Un coque plus isolante que le verre et l’aluminium
Le groupe Carlsberg s’est entouré de deux partenaires pour produire ce contenant. Paboco, société d’emballage déjà partenaire d’acteurs tels que Coca-Cola, L’Oréal ou Pernod Ricard, et Avantium, expert de la chimie renouvelable. Le premier a développé la coque en cellulose moulée, tandis que le second est responsable du PEF, un polymère d’origine végétal qui recouvre les parois internes. Ce dernier assure l’intégrité du produit. Parmi les avantages de l’enveloppe constituée de fibres de bois, le groupe mentionne des propriétés isolantes « qui peuvent aider à garder la bière plus froide plus longtemps, par rapport aux canettes ou aux bouteilles en verre ». Le PEF, lui, « fonctionne comme une barrière très efficace entre la bière et l'enveloppe extérieure en fibre, protégeant le goût et le pétillement de la bière mieux que le PET conventionnel à base de matières fossiles », explique le groupe. Présenté comme compatible avec les filières de recyclage du PET (...tant qu'il reste sous un seuil de 2% du volume, et à condition d'avoir été séparé de la coque en fibres), le PEF est aussi biodégradable en condition naturelle.

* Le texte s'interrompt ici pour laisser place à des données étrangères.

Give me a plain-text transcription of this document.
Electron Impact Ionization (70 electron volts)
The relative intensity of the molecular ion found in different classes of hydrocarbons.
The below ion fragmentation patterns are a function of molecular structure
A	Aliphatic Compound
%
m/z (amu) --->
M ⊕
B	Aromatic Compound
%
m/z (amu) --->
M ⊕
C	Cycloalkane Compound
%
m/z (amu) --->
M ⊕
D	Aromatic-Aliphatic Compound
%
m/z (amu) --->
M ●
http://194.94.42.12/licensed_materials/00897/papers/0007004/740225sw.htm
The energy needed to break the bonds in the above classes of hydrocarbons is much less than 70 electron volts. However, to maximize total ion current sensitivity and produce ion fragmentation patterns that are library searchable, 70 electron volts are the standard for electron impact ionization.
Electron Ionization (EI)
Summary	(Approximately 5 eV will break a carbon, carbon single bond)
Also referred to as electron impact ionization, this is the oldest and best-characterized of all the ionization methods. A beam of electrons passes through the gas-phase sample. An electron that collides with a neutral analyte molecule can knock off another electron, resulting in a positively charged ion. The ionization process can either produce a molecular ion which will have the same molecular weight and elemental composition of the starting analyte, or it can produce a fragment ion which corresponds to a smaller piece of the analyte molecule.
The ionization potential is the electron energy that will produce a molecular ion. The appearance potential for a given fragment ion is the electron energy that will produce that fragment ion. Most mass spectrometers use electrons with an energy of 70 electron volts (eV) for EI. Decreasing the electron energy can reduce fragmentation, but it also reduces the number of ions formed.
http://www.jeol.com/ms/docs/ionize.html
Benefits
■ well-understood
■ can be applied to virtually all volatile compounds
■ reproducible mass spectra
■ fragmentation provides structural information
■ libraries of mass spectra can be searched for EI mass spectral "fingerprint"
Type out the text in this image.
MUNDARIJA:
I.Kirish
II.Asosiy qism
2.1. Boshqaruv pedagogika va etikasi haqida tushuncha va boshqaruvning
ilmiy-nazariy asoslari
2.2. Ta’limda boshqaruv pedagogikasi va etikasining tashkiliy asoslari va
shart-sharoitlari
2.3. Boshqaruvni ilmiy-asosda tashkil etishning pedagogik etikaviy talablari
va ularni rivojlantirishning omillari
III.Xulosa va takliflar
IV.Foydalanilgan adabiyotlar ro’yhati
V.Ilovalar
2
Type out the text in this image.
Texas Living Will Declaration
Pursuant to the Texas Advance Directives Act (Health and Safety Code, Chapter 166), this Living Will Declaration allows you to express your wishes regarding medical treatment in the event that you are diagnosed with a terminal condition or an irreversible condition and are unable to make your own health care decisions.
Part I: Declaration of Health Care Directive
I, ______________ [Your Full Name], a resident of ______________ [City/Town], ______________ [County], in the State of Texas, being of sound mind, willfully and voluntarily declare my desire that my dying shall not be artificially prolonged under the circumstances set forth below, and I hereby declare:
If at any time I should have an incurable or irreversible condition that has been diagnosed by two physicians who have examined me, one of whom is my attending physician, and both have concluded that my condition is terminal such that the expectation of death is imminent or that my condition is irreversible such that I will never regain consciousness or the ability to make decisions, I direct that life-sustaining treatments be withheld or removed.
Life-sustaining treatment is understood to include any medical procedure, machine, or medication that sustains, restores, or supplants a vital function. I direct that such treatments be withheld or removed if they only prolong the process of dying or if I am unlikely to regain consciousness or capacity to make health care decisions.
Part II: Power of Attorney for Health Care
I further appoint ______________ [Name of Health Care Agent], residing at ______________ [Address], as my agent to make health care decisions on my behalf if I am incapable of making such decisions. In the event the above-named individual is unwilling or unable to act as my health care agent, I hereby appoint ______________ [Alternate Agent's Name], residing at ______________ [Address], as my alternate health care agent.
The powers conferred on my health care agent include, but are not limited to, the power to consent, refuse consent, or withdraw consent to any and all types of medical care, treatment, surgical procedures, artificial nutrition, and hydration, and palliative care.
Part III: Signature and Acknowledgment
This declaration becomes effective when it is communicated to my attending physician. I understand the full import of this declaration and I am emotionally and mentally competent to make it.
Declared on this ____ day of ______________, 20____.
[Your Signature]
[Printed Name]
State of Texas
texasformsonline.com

Plus vertueux que la bouteille en verre
La capsule, recyclable, n’est en revanche pas (encore ?) biosourcée, contrairement au reste de l’emballage. Le point est à l’étude. Le brasseur indique explorer, avec ses partenaires, des alternatives également à base de fibres. Une solution générique est attendue pour 2023. Avec cette seconde génération de bouteille en papier, l’industriel met en avant une analyse de cycle de vie (ACV) meilleure que celle d’une bouteille en verre à usage unique. Comparée à cette dernière, la « Fibre bottle » réduit jusqu'à 80 % les émissions de gaz à effet de serre. « Cinq bouteilles en fibre pourraient être créées en utilisant la même empreinte carbone », indique Carlsberg, qui ambitionne un emballage aussi faiblement émetteur qu’un modèle en verre rechargeable. « Lorsque la Fibre Bottle sera commercialisée à grande échelle, elle élargira le choix des consommateurs de Carlsberg et complétera, plutôt que de remplacer, les emballages existants, comme les bouteilles en verre et les canettes ». De quoi - peut-être - rassurer ses fournisseurs actuels.